The deadly crash off a seaplane shortly after takeoff was apparently caused by the right wing breaking off the fuselage, investigators said late Tuesday. It was unclear why the wing detached during flight.

The announcement came after salvage crews began raising the wreckage of a seaplane in hopes of finding out why the aircraft burst into flames and plunged into the ocean within sight of the beach. All 20 people aboard were killed.

The 1940s-era propeller-driven plane went down Monday just after takeoff from Miami for the Bahamas.

Mark Rosenker, acting chairman of the National Transportation Safety Board, told reporters about the wing separation late Tuesday.

"Unfortunately, we have a way to go until we find a cause of this accident," he said.

After divers searched the wreckage 35 feet underwater, a salvage crane on a barge raised a wing from the aircraft Tuesday afternoon. The rest won't be raised until Wednesday, Coast Guard spokesman Dana Warr said.

Mark Rosenker, acting chairman of the National Transportation Safety Board, said raising the plane was a delicate operation because moving it too quickly could cause it to break under the weight of the water. He said most of the answers in the investigation would come from examining the wreckage.

Investigators were still trying to find the cockpit voice recorder, which might have captured any noises or the last words of the pilots. But the main portion of the recorder was in the tail, which Rosenker said was difficult to reach because the plane was mangled.

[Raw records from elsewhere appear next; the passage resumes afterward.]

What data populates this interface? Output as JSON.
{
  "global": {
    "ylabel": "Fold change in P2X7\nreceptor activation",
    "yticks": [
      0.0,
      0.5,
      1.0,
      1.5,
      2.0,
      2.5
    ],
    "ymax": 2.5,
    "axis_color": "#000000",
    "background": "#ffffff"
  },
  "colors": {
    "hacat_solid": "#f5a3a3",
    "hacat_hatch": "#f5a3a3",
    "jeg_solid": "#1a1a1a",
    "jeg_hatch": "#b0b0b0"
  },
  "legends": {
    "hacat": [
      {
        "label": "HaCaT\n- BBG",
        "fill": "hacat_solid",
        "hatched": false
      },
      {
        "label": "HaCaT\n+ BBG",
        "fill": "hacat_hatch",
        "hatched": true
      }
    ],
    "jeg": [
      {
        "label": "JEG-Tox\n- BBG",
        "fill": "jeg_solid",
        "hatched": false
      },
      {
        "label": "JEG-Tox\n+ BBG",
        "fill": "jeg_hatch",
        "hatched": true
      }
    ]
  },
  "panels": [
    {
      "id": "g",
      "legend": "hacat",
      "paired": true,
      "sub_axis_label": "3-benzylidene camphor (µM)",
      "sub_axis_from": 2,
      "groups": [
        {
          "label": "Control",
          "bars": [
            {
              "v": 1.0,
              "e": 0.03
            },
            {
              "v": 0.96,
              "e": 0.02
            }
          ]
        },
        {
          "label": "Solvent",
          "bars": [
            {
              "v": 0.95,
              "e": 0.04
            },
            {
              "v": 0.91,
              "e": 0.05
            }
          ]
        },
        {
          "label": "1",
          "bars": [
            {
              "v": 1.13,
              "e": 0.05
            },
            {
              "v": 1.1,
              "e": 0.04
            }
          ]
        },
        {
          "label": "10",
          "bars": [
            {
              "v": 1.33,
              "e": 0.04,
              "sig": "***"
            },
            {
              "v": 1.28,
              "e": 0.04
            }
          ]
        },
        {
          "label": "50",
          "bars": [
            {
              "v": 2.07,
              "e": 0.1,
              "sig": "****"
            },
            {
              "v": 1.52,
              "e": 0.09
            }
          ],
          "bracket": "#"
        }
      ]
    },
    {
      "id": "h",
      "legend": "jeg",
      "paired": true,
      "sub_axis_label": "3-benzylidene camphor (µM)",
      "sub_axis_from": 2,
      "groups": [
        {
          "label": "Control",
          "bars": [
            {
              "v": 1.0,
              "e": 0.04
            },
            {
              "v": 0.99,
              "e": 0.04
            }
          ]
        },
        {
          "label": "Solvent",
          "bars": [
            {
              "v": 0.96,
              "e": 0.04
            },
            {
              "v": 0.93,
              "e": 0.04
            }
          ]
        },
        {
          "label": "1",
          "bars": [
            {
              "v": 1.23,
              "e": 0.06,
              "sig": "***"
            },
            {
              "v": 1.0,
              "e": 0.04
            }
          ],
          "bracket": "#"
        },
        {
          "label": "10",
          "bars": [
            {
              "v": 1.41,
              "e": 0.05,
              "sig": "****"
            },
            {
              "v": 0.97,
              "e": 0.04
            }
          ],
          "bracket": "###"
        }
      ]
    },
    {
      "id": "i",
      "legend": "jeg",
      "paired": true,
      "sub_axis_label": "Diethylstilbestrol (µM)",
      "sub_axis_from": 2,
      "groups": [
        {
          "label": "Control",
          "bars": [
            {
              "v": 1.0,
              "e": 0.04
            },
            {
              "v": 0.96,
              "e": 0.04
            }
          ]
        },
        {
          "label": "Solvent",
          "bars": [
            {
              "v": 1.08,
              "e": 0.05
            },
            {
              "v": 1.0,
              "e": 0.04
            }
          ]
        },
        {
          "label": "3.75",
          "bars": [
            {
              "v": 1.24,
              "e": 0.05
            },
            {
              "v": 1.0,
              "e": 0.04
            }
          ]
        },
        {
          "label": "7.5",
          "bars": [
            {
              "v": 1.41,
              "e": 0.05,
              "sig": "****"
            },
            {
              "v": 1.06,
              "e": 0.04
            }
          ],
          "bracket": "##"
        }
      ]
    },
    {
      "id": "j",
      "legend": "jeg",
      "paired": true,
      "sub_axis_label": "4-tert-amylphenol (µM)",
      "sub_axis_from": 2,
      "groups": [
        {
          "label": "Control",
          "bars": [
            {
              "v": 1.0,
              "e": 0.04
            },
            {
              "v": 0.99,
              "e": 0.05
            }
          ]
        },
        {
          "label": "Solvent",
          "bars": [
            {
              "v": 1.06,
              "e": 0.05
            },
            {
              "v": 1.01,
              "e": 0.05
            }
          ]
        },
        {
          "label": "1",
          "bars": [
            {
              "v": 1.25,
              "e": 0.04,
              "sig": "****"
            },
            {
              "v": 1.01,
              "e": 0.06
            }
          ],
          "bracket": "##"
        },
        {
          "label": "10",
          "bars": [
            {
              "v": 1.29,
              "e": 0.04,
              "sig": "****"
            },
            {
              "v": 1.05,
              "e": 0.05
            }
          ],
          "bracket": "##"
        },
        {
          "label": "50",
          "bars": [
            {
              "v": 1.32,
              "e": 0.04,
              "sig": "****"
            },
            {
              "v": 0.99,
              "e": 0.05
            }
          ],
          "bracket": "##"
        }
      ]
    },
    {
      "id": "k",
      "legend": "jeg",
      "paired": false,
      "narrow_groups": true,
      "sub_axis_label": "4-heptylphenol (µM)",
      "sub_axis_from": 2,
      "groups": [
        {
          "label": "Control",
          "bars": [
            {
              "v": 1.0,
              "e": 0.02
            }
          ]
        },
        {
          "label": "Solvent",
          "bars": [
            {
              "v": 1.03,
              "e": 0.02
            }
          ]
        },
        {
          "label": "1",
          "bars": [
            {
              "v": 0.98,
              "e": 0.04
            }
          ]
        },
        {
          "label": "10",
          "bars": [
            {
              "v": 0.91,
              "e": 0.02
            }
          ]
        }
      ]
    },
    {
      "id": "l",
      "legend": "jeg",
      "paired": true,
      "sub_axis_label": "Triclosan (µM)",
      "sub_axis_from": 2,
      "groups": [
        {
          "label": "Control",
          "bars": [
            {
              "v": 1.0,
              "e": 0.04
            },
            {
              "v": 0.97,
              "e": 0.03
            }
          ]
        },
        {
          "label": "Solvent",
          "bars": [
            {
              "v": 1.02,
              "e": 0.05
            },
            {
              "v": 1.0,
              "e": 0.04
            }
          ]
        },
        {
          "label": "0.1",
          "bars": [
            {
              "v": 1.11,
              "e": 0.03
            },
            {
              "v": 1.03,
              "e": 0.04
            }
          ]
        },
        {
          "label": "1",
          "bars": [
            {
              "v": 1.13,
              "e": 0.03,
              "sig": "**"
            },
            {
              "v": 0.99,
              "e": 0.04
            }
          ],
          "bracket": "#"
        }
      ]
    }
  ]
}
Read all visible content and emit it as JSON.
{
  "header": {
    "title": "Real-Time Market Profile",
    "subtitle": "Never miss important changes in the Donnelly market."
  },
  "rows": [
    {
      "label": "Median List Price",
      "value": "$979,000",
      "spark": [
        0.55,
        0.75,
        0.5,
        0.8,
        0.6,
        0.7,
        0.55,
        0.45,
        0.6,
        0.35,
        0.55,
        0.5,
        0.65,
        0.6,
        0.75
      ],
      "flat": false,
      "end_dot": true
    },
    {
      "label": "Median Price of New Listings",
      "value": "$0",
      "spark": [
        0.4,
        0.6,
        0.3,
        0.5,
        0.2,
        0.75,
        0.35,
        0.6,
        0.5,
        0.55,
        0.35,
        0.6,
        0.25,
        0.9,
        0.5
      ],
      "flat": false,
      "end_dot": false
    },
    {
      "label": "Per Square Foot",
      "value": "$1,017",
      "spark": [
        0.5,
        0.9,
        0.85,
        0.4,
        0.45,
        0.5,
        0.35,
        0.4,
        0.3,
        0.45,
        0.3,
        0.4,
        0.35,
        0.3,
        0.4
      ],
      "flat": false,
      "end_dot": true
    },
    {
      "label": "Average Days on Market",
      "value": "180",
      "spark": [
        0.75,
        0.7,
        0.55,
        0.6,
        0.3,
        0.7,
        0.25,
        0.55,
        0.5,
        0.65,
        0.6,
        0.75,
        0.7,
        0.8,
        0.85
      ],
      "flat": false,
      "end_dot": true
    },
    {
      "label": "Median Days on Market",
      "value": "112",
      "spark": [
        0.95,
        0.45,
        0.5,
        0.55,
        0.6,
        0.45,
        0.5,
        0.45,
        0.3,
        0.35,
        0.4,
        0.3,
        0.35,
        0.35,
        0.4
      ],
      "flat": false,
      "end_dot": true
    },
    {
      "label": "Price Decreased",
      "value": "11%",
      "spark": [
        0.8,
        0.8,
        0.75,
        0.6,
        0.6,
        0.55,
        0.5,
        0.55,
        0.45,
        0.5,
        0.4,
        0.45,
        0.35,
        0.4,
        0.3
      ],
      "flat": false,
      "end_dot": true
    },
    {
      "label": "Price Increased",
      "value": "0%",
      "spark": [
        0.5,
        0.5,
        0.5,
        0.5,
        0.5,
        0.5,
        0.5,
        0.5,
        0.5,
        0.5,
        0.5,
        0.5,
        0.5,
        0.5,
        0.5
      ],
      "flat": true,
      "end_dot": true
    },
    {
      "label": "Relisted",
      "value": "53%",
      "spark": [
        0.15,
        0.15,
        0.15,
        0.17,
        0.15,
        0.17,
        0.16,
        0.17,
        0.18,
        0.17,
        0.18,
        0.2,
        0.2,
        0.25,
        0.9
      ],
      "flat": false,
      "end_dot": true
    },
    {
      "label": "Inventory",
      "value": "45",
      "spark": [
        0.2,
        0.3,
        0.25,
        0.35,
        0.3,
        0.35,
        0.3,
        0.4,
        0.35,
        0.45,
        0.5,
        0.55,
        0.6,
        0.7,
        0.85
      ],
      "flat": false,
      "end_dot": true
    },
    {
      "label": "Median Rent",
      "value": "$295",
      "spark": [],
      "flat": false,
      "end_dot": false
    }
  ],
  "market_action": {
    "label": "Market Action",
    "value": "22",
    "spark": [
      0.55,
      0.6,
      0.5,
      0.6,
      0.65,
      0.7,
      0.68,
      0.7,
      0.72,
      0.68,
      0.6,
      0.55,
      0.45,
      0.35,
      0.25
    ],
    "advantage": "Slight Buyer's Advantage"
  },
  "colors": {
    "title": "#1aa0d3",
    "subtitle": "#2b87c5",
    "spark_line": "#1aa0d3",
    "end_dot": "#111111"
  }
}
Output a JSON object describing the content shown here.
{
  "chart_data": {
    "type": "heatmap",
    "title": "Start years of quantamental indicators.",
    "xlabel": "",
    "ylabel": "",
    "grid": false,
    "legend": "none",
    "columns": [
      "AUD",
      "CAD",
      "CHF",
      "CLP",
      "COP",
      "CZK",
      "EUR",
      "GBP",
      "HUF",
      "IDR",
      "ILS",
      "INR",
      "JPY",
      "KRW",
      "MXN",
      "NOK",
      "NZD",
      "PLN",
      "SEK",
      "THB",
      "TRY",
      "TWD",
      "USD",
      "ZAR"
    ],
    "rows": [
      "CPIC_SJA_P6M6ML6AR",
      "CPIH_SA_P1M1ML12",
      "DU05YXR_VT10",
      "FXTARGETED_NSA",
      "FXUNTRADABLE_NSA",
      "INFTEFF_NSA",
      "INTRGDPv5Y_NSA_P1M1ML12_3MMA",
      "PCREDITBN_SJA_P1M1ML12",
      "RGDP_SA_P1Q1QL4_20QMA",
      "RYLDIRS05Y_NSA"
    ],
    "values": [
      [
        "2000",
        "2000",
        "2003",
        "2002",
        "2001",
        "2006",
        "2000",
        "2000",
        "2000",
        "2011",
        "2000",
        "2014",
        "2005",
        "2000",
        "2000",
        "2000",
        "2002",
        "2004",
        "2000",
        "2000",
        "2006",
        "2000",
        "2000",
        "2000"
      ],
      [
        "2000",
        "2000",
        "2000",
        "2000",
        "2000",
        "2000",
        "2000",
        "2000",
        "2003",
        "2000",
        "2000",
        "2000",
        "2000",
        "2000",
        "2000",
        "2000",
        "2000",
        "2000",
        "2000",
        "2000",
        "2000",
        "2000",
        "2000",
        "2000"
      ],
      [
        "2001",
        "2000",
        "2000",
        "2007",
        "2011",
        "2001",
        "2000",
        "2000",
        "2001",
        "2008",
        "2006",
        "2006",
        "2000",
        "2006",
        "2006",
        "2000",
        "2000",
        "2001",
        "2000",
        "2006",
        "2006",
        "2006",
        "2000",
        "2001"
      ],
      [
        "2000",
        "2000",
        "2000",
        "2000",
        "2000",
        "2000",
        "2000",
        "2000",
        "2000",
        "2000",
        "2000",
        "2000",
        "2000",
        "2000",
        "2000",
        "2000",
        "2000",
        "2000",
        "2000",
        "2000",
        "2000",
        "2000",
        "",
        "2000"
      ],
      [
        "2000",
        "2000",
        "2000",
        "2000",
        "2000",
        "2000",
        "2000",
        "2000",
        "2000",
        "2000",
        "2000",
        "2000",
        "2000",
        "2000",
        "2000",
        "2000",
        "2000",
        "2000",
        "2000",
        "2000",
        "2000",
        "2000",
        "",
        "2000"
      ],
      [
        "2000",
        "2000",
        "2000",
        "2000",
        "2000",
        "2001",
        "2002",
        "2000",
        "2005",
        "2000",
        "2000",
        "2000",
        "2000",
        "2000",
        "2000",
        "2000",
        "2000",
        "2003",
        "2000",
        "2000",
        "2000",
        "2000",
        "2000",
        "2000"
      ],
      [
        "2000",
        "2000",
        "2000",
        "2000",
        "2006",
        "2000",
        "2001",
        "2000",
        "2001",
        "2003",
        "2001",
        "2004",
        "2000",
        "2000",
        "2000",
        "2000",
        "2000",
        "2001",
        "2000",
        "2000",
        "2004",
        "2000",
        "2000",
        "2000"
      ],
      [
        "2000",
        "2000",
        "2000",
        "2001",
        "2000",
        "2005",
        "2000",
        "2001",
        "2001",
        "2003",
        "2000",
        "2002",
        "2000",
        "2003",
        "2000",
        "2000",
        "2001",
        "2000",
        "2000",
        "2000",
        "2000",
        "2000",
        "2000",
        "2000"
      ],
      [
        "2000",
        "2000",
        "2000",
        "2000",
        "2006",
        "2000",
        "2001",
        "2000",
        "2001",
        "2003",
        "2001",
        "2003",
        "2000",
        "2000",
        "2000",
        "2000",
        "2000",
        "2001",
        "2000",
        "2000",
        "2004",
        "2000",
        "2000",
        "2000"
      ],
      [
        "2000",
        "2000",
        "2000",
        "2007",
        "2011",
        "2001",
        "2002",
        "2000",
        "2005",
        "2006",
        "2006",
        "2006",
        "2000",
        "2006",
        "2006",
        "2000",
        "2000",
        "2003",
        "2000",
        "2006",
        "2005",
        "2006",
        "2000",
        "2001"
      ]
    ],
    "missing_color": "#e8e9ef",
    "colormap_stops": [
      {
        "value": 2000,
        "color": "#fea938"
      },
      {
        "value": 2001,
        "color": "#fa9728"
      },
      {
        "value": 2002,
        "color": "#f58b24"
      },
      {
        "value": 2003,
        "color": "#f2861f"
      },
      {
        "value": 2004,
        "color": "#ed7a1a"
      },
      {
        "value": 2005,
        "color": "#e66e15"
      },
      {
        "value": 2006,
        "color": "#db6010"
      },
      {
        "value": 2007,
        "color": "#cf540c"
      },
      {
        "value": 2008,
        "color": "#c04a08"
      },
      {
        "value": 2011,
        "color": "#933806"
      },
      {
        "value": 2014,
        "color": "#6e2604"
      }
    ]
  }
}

Eighteen passengers — including three infants — and two crew members were on the Chalk's Ocean Airways flight. At least 11 of the victims were returning home to the island of Bimini, many of them after Christmas shopping jaunts. Weeping islanders went house to house Tuesday to grieve.

"There is not one house, not one family that has been untouched by this tragedy," said Lloyd Edgecombe, a real estate agent and local government council member on Bimini, an island of 1,600 residents.

One of the victims, Sergio Danguillecourt, was a member of the board of directors of Bacardi Ltd. and a great-great-grandson of the rum distiller's co-founder, Don Facundo Bacardi, the company said.

The plane was a twin-engine Grumman G-73T Turbine Mallard. It previously had few major reported incidents, and no passengers or crew were injured in any of them, according to the Federal Aviation Administration.

Rosenker said NTSB investigators were at the airline's office to get maintenance and flight records. Chalk's owner Jim Confalone and general manager Roger Nair did not immediately return calls for comment.

Rosenker urged witnesses with amateur video or photographs of the crash to come forward. He said investigators were helped by accounts of the crash from tipsters and an amateur video obtained by a cable news network that showed the main part of the aircraft slamming into the water, followed by a flaming object that was trailing thick black smoke.